L’examen des promotions à la hors-classe est, comme chaque année, l’occasion de mettre le doigt sur les incohérences de la soi-disant reconnaissance du mérite dans la fonction publique.
Quelques analyses simples, reprises tous les ans, permettent de mettre en lumière des anomalies évidentes, par exemple quand on s’intéresse à la cohérence entre les notes pédagogiques et les avis mis par les inspections.
La moyenne des notes pédagogiques pour les 10ème et 11ème échelons est de 46,60.
Si on prend les collègues qui sont très au-dessus de cette moyenne (à partir de 50), qui donc doivent être de très bon enseignants, on constate toujours que 16 d’entre eux ont « sans opposition » de la part de leur inspecteur (15 l’année dernière). Même s’il peut y avoir des explications au cas par cas, la surreprésentation des certifiés d’Allemand (4) reste problématique.
Inversement, quand on isole ceux qui sont très en-dessous de cette moyenne (en-dessous de 44) et qui ont un avis très favorable de leur inspecteur, on trouve 7 collègues, dont 3 en lettres. La situation dans cette discipline semble s’améliorer par rapport aux années précédentes. Cependant, si on élève légèrement le curseur, à la note 45, on constate de nouveau une anomalie : 7 collègues de Lettres ont « Très favorable », sur 12 en tout.
Autres anomalies constatées, quand on regarde la répartition des avis dans chaque discipline. Si aux 10ème et 11ème échelons environ 46% des collègues ont un avis « sans opposition », cette proportion passe à 69% en éco-gestion, à 73% en technologie, à 80% en hôtellerie, et à 100% en Ingénierie de la formation.

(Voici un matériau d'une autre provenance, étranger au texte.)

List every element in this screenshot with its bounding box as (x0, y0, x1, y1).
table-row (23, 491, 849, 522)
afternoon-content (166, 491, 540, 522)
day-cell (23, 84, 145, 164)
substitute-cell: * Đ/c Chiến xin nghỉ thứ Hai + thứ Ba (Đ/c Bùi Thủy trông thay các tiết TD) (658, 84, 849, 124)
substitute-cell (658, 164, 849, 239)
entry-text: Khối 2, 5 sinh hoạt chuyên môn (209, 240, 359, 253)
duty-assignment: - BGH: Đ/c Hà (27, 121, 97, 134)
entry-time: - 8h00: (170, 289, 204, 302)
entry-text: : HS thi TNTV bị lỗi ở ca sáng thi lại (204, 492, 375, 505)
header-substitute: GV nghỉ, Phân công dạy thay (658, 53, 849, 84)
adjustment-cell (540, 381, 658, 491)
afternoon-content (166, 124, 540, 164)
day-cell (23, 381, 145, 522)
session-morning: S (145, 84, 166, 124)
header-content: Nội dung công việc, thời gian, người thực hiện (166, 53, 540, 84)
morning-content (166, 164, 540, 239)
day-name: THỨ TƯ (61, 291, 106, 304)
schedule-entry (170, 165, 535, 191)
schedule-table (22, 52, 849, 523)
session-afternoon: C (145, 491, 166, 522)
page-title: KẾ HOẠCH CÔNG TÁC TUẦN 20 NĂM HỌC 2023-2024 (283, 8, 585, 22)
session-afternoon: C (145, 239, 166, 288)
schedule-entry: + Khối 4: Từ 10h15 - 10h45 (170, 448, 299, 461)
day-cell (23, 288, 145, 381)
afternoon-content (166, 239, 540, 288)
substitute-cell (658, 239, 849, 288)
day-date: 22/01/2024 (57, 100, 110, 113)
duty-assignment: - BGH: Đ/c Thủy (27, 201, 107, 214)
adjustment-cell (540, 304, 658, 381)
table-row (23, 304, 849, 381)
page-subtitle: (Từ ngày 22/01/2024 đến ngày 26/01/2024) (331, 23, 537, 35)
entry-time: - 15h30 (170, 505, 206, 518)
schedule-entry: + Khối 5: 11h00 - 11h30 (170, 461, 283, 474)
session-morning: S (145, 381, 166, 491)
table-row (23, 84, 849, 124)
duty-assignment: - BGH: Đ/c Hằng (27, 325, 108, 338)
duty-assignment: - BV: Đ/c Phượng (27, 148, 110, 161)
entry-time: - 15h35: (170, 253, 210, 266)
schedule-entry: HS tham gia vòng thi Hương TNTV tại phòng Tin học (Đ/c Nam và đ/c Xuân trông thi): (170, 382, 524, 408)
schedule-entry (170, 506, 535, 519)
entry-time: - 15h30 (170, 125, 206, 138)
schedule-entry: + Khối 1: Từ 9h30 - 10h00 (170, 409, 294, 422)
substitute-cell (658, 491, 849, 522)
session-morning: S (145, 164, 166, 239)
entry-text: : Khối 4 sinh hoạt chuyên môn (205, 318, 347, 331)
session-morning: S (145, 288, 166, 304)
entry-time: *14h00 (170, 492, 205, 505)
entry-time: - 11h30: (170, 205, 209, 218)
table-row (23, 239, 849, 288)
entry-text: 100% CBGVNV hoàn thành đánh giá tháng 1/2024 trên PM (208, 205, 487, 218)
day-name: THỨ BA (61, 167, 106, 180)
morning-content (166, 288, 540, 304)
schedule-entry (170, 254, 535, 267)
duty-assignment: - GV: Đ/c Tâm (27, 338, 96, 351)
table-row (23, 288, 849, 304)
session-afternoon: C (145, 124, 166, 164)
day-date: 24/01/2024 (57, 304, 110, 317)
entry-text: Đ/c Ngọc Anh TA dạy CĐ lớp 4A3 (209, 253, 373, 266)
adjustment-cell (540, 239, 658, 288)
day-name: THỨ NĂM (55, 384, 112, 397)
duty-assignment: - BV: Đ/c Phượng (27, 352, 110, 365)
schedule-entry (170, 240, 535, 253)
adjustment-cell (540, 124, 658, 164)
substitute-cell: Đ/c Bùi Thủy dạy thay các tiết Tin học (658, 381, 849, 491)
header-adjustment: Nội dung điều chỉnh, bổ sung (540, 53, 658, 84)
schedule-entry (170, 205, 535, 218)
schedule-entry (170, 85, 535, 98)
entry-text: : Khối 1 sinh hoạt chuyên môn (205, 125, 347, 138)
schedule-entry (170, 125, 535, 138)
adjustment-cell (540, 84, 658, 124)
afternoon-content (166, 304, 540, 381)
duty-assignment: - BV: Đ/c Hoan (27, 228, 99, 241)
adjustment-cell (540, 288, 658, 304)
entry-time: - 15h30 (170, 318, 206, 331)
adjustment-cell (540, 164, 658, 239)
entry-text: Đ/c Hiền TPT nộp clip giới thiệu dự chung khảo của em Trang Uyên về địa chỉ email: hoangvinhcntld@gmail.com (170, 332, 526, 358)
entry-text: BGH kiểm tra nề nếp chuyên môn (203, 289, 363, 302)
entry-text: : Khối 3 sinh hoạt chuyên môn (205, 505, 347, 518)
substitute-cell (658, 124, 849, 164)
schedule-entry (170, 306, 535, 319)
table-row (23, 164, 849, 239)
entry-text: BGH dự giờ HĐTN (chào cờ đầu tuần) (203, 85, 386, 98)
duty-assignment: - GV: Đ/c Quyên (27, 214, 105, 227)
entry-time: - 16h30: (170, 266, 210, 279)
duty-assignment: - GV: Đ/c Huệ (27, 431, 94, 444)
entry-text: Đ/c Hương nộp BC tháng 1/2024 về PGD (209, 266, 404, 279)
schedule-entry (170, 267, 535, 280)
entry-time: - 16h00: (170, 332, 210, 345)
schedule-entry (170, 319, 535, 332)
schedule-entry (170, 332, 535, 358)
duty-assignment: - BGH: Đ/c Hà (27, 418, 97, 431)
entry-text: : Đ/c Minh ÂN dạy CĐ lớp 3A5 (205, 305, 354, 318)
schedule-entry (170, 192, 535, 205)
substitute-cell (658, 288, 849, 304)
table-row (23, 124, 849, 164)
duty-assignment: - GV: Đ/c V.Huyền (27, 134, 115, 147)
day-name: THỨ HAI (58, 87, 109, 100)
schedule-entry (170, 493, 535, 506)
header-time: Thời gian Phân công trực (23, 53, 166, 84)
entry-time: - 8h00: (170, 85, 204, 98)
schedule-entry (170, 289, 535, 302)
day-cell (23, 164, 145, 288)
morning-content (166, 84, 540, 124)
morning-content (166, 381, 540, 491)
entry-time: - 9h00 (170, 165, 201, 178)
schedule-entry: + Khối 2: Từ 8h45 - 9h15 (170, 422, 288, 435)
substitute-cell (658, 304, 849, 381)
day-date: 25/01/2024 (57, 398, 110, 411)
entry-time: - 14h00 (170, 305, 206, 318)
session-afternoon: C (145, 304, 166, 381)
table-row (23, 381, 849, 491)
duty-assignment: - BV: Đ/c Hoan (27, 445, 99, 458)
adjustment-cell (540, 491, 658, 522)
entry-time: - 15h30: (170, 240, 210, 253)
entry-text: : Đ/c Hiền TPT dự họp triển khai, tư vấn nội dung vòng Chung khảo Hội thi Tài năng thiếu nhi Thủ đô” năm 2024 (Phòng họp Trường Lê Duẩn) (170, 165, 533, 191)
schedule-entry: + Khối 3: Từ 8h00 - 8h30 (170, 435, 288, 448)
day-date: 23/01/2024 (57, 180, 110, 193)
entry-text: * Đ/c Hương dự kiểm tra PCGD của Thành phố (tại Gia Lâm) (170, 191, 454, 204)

Dans l’autre sens, les mathématiques et les lettres sont surreprésentés dans les avis très favorables : 55% pour les mathématiques, 40% pour les lettres, alors que moins de 10% des enseignants d’Histoire-Géographie, d’Espagnol, ou de Sciences physiques ont un avis Très favorable.
Pour les avis donnés par les chefs d’établissement, il est facile de mettre le doigt sur l’impossibilité de gérer le système avec équité. Nous l’avions déjà largement dénoncée l’année dernière, et la situation ne semble en rien s’être améliorée.
La simple lecture des avis donnés par établissement montre que les pratiques sont très diverses. Les chefs d’établissement peuvent attribuer les « très favorable » de façon très large, voire systématique (Collèges de Vimoutiers ou de La Ferté-Macé), ou au contraire ne mettre que des avis « sans opposition », ce qui est le cas à de nombreux endroits (Molay-Littry, Cerisy, collège de Deauville, Saint-Sauveur-le-Vicomte, Beaumont-Hague, Dolto à L’Aigle, ce ne sont que quelques exemples). Le « pompon » va au collège de Coutances, avec 11 avis « sans opposition » et 2 avis « défavorable » !
Comme l’année dernière, ces distorsions ne proviennent pas du type d’établissement. En éducation prioritaire par exemple, on n’a à Giberville que des avis « favorable » ou « très favorable » (16), les 5 collègues de Vimoutiers ont tous « très favorable », mais à La Chaussonnière, à Avranches, tous les avis (10) sont « sans opposition » et à Louise Michel, à Alençon, on trouve 10 « sans opposition » et 1 « très favorable ».
Les avis donnés par les corps d’inspection et les chefs d’établissement sont essentiels dans le barème de la hors-classe, ce sont les principaux éléments discriminants dans le classement. On constate pourtant une incohérence récurrente des pratiques, que ce soit entre les IPR ou entre les chefs d’établissement, dont on peut même se demander si certains comprennent les implications de leurs avis. L’avancement à la hors-classe relève ainsi pour l’essentiel de la loterie. Le seul garde-fou est l’ancienneté qui permet pour la plus grande part des collègues d’accéder à la hors-classe. C’est grâce aux organisations syndicales que ce garde-fou a été préservé il y a quelques années face à l’administration rectorale qui voulait au contraire donner un plus grand poids aux avis.
Le SGEN-CFDT continue donc à dénoncer le système d’évaluation actuel. Malgré les discours rassurants, les mêmes dysfonctionnements subsistent d’année en année. Il ne peut en être autrement, vus le nombre d’intervenants et la complexité d’une mesure du « mérite ». Plutôt que de perpétuer par habitude un système source de frustration pour les collègues, nous revendiquons un avancement égal pour tous, déconnecté de l’évaluation.